Mengapa Audit Internal Penting untuk Dapur MBG?
Dapur MBG bekerja dengan ritme cepat. Setiap hari ada bahan yang datang, bahan yang disimpan, proses pemasakan, pemorsian, pengemasan, dan pengiriman. Jika tidak diawasi secara berkala, kesalahan kecil bisa menjadi kebiasaan.
Misalnya, form suhu freezer sering kosong, pekerja lupa memakai penutup kepala, area pengemasan tercampur dengan alat mentah, kendaraan distribusi tidak dicek, atau tindakan koreksi tidak pernah dicatat. Masalah seperti ini sering terlihat sederhana, tetapi dapat menjadi temuan serius saat evaluasi.
Audit internal membantu dapur menemukan masalah lebih awal. Dengan begitu, perbaikan bisa dilakukan sebelum ada inspeksi, komplain, atau kejadian keamanan pangan.
Selain itu, audit internal juga membantu membangun budaya kerja. Tim dapur menjadi terbiasa bekerja berdasarkan standar, bukan hanya berdasarkan kebiasaan.
Apa yang Dicek dalam Audit Internal Dapur MBG?
Audit internal dapur MBG sebaiknya mencakup seluruh alur produksi.
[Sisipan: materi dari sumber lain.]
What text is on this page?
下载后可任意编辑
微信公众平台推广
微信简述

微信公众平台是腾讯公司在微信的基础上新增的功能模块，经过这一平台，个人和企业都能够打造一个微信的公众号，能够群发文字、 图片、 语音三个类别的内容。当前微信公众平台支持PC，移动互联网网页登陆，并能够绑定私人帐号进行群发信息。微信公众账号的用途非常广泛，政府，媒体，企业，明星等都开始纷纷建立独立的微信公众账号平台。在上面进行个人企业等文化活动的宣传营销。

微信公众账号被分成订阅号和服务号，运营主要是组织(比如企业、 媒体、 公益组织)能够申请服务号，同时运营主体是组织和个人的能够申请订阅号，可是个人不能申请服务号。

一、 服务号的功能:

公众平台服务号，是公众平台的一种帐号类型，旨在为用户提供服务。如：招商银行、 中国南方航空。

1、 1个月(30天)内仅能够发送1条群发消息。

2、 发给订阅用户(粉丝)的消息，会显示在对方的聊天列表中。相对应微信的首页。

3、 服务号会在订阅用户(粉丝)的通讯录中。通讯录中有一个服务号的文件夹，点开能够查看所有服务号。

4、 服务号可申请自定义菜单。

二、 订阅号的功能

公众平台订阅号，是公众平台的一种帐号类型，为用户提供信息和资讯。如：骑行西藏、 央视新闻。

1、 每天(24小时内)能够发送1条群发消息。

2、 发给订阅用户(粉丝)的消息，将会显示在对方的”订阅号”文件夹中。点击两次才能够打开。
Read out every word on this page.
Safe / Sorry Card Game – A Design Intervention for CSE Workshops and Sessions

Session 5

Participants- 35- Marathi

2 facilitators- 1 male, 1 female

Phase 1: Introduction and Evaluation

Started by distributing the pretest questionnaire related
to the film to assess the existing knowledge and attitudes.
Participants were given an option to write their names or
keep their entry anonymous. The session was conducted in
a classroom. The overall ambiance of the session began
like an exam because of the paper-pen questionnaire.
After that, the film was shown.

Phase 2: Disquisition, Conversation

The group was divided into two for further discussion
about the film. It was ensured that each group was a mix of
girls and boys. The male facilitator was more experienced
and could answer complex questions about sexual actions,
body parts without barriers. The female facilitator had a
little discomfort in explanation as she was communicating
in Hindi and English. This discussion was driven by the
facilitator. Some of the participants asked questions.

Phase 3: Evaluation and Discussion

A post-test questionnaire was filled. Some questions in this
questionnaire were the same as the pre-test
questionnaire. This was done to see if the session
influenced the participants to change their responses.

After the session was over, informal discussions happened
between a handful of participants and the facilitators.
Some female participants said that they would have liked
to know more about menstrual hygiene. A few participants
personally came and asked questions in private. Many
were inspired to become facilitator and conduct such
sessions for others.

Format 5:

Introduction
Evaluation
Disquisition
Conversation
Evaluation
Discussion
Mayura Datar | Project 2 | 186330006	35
Pemeriksaan dimulai dari penerimaan bahan baku, penyimpanan, persiapan bahan, personal hygiene pekerja, pemasakan, holding time, pengemasan, distribusi, cleaning, sanitasi, pengendalian hama, form monitoring, dan tindakan koreksi.
BGN menyebut sertifikasi keamanan pangan SPPG mencakup penilaian kondisi dapur, peralatan, alur kerja, serta penerapan higiene dan sanitasi oleh tenaga pelaksana. SPPG juga dievaluasi secara berkala untuk menjaga konsistensi kualitas layanan. (Badan Gizi Nasional)
Artinya, dapur tidak cukup hanya memiliki dokumen. Dapur harus mampu menunjukkan bahwa dokumen tersebut benar-benar digunakan dalam operasional harian.
Audit Penerimaan Bahan Baku
Bagian pertama yang perlu dicek adalah penerimaan bahan baku. Auditor internal perlu melihat apakah bahan yang datang sudah diperiksa sebelum masuk ke area penyimpanan.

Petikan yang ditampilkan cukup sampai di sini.